Assume that $\Omega\subset\mathbb{R}^n(n\geq3)$ is a bounded open set with smooth boundary, $\varphi\in H^1_0(\Omega)$, $F(t)$ is differentiable in $\mathbb{R}$ and $F'$ is bounded. Given a PDE $$ \begin{cases} u_t-\displaystyle{\sum}_{i,j=1}^na^{ij}(x)u_{x_ix_j}=F(u)&\text{a.e. }(x,t)\in\Omega\times(0,T],\\u|_{t=0}=\varphi&\text{in }L^2(\Omega) \end{cases} $$ where the matrix function $[a^{ij}(x)]_{n\times n}\in C^{\infty}(\bar{\Omega})$ is positive definite and symmetric. I want to know that if there exist a weak soluton $u\in L^{\infty}(0,T;H^1_0(\Omega))\cap L^2(0,T;H^2(\Omega))$ such that $u_t\in L^2(\Omega\times(0,T])$. If it exists, how to prove it? Thanks!

Start by showing that there exists a weak solution with lower regularity (standard $L^2$ energy), i-e $$ u\in C([0,T];L^2)\cap L^2(0,T;H^1_0) \qquad\mbox{with}\qquad u_t\in L^2(0,T;H^{-1}). $$ (This can be achieved opening any textbook about quasilinear parabolic equations.)

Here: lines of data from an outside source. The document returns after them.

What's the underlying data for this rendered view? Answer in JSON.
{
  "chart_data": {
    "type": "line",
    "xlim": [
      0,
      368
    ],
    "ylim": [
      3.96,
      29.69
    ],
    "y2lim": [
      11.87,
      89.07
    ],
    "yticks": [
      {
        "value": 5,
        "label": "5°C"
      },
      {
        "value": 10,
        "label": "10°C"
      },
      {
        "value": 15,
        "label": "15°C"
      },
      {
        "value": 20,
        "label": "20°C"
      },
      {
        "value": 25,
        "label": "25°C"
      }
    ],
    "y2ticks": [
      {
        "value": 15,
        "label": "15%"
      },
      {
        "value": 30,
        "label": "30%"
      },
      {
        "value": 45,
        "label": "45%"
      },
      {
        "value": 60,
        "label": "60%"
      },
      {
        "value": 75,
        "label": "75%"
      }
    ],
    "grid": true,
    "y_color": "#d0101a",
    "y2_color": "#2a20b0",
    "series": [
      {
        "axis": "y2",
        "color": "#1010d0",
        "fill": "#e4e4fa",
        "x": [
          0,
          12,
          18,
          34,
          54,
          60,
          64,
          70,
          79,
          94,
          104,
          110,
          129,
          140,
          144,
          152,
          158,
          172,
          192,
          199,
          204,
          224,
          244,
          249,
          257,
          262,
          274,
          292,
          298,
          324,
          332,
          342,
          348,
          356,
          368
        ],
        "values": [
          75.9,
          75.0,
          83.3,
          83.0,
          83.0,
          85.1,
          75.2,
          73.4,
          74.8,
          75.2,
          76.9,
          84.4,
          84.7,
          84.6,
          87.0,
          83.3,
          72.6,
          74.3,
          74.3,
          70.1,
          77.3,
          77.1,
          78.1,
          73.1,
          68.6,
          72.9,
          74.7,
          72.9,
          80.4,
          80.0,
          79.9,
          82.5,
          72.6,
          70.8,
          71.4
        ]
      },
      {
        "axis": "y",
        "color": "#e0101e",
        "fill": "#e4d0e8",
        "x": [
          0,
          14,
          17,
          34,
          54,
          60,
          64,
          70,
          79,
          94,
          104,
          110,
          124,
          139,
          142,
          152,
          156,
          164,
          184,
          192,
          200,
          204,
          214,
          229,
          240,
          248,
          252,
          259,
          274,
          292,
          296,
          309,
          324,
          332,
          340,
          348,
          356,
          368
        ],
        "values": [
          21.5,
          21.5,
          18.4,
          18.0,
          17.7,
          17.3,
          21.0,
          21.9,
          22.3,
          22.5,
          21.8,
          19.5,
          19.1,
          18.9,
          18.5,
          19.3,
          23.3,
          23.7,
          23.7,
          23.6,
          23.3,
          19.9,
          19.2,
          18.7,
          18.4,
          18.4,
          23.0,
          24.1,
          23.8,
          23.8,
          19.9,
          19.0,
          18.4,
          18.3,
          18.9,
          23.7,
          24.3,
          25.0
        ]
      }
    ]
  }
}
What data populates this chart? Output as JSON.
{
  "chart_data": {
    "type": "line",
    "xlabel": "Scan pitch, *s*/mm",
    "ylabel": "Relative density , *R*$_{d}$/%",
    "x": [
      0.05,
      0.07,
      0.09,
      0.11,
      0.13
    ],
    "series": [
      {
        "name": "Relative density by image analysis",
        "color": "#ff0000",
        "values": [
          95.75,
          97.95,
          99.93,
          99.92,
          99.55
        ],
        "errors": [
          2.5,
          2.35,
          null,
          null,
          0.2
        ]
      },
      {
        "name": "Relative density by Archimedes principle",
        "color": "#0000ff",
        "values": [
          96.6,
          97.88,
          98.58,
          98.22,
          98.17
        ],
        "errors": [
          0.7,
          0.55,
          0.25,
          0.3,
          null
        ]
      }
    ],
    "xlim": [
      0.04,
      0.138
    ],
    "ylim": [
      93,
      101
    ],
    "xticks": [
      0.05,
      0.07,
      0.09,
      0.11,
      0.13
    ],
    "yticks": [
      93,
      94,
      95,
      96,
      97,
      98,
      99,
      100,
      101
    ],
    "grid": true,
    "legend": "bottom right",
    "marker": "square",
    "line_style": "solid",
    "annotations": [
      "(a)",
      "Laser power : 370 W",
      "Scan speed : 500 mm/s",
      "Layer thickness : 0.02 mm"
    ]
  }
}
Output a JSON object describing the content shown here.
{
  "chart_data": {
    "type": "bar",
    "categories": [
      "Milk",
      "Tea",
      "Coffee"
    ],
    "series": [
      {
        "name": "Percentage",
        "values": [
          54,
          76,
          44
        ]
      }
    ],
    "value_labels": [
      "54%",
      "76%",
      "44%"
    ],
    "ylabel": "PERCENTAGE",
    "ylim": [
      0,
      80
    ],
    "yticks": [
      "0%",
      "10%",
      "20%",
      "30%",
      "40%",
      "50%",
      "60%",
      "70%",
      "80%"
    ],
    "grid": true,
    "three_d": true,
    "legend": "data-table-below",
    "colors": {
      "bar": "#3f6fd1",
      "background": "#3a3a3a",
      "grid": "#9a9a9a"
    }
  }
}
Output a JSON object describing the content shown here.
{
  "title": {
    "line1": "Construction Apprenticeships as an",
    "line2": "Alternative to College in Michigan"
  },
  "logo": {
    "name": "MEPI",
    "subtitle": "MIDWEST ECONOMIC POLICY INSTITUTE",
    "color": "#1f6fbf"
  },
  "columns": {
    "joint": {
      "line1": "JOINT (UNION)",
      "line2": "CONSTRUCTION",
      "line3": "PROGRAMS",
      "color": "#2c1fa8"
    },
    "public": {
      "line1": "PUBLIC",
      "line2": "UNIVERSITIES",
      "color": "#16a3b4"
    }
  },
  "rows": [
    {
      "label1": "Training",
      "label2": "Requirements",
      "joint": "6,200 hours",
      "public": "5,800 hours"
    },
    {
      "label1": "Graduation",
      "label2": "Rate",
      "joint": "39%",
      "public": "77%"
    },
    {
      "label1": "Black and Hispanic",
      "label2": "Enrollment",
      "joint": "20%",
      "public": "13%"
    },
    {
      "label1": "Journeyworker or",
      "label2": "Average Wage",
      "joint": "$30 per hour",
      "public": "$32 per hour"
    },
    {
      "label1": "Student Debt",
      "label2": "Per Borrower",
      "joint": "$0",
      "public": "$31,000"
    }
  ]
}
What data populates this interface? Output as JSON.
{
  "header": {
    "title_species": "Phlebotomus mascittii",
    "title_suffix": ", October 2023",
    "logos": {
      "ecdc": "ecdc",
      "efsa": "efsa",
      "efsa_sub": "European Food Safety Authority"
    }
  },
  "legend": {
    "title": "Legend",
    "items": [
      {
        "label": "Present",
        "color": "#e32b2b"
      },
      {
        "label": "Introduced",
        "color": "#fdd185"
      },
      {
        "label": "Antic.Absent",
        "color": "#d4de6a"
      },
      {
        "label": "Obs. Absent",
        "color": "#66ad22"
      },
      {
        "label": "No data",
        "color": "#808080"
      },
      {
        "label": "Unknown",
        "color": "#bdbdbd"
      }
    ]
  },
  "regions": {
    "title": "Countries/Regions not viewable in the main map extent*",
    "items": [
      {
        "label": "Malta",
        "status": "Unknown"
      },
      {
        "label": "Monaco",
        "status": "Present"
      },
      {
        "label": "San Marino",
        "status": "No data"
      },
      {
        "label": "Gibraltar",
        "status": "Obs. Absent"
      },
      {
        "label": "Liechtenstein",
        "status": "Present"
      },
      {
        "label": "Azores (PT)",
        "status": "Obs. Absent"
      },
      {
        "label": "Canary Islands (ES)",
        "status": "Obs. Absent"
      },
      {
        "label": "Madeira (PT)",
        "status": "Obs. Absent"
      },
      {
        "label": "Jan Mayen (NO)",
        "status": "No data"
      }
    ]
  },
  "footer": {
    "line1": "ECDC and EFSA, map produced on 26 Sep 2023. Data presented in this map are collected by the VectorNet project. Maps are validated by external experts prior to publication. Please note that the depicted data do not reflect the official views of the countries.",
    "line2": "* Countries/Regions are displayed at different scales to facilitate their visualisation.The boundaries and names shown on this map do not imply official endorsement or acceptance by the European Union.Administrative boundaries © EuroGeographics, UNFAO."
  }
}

Then improve the regularity: since $F$ is Lipschitz it is easy to see that $$ f:=F(u)\in L^2(0,T;L^2) $$ hence $u$ is a weak solution of the frozen Initial-Boundary-Value problem $$ \left\{ \begin{array}{ll} u_t+Lu=f & \mbox{in }Q_T\\ u=0 & \mbox{on } [0,T]\times \partial\Omega\\ u|_{t=0}=\varphi & \mbox{in }\Omega \end{array} \right. $$ with $\varphi\in H^1_0$ and $f\in L^2(0,T;L^2)$, as well as $L$ a good, smooth, uniformly elliptic operator. Standard results (improved regularity) for this linear problem gives the desired regularity for $u$ (see e.g. Evans' book "PDEs" section 7.1.3).